Rif.: Is 66,10-14c; Sal 65/66,1-7.16.20; Gal 6,14-18; Lc 10,1-12.17-20
Nelle Letture di questa domenica si intrecciano strettamente i temi della vocazione e della pace, la prima finalizzata all’annuncio della seconda.
Isaia, il grande profeta, è inviato al popolo affinché lo esorti a mantenere intatta la fede e la speranza in Dio: presto l’esilio finirà, vicino è il tempo del ritorno in patria, soprattutto è vicino il tempo della pace con Dio. Sì, il Signore ha deposto il castigo e consolerà il popolo come una madre consola il figlio. La grande visione della prossima riconciliazione è certamente diretta ai contemporanei, ma il profeta non è mai legato al tempo, le sue parole si estendono al di là del momento storico e ci conducono alla visione della Gerusalemme celeste, là dove Dio consolerà ogni uomo e asciugherà ogni lacrima in una pace eterna e definitiva.
Anche s. Paolo (II lett.) è un apostolo, un “inviato” dal Signore, che si rivolge ai suoi contemporanei, ma, come Isaia, anche le sue parole giungono a noi oggi, intatte nella loro attualità. A differenza del profeta, le sue parole segnano un passo avanti nella fede: non bisogna più attendere la liberazione dall’esilio, il cristiano è già stato liberato da Cristo e, immerso in Lui, rinasce come nuova creatura e lo stesso Paolo ne è esempio vivente. Dall’incontro con il Signore, infatti, l’Apostolo ha ricevuto una nuova visione delle cose e, ciò che prima era motivo di vanto: lo stato sociale, la cultura, l’antico orgoglio farisaico, l’appartenenza all’ebraismo simboleggiata dalla circoncisione, ora è considerato come un nulla, poiché, conclude: “(per me) non ci sia altro vanto che nella croce del Signore nostro Gesù Cristo”. Affrancato da ogni vincolo egli è libero di seguire il Signore e di conformarsi a Lui.

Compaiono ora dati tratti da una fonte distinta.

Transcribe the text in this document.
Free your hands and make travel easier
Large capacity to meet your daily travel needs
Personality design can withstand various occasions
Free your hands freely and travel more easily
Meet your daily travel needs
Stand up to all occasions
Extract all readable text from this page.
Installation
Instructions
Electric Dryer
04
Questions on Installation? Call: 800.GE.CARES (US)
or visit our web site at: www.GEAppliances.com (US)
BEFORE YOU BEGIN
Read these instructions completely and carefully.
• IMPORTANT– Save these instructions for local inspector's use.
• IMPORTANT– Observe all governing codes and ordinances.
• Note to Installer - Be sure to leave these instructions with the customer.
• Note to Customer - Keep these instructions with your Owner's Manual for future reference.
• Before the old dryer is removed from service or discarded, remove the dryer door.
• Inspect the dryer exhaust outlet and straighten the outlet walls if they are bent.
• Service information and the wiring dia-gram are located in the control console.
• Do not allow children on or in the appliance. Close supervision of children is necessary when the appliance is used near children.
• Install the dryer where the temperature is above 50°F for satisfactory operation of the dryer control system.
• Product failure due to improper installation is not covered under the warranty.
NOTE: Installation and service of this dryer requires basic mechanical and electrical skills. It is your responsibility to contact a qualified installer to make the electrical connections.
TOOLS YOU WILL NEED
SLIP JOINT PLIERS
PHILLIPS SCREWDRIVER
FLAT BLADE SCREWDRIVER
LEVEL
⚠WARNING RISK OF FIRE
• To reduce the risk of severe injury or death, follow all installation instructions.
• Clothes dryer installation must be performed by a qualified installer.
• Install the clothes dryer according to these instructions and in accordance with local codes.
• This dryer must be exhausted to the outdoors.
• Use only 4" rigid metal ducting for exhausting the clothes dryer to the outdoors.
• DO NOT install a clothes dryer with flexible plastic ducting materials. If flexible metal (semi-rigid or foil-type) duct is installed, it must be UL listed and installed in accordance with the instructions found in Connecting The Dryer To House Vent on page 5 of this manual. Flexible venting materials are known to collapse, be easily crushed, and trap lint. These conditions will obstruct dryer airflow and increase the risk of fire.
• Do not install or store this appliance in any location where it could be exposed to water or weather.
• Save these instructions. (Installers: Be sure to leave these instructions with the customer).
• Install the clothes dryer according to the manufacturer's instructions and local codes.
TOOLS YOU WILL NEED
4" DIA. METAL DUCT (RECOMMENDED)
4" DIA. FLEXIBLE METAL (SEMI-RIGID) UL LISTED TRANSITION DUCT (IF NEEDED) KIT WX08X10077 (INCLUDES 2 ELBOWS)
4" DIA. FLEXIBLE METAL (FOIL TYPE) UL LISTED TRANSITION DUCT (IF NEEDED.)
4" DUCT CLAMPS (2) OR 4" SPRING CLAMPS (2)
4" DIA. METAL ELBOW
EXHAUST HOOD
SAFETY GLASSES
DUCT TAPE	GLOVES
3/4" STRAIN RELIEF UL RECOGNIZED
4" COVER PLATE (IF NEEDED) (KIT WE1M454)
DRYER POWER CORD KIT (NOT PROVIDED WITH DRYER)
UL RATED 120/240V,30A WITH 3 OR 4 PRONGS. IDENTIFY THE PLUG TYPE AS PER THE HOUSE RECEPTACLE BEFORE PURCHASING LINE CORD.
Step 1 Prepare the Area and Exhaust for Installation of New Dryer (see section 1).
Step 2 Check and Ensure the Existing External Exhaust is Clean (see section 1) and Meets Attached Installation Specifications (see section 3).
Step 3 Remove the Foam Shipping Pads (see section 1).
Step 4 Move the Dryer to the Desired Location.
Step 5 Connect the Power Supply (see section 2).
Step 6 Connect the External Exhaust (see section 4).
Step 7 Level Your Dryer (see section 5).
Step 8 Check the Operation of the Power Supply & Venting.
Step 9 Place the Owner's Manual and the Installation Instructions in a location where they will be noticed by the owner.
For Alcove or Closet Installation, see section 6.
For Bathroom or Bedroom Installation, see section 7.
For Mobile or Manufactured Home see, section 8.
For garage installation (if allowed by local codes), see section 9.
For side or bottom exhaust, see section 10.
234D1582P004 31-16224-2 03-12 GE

Non è più Saulo di Tarso, ma Paolo, Apostolo delle genti che invita il mondo a “lasciarsi riconciliare con Dio”.
Anche nel Vangelo Gesù invia i discepoli “come agnelli in mezzo ai lupi”. La loro è una missione dura e difficile: “non portate borsa, né sacca, né sandali e non fermatevi a salutare nessuno lunga la strada…”. Nessun bene materiale, nessun sollievo amicale, ma, dove manca il conforto umano, là subentra la fede e Dio diventa Provvidenza da attendere, Amico da incontrare, Via da percorrere, Signore da annunciare.
Sì è questa la strada del cristiano, un cammino di affidamento totale a Dio con il quale vive ormai riconciliato da Cristo. E quando si è con Dio, non manca la forza, anzi c’è il desiderio di portarlo agli altri, perché nessuno sia escluso da questo rapporto che è paterno e rasserenante. Sì, perché Dio vuole essere vicino ad ogni uomo, ad ogni uomo offre consolazione e pace ed è questo il nocciolo dell’annuncio evangelico che il cristiano porta al mondo e: “Pace a questa casa” è il suo primo saluto.
Pace che è preludio al perdono, strumento che annulla le guerre, placa i rancori, riconcilia i nemici. Pace che è annuncio di Dio stesso: “O Trinità beata, oceano di pace…”. E, con fervore, la Chiesa oggi prega: “O Dio […], donaci il coraggio apostolico e la libertà evangelica, perché rendiamo presente in ogni ambiente di vita la tua parola di amore e di pace”.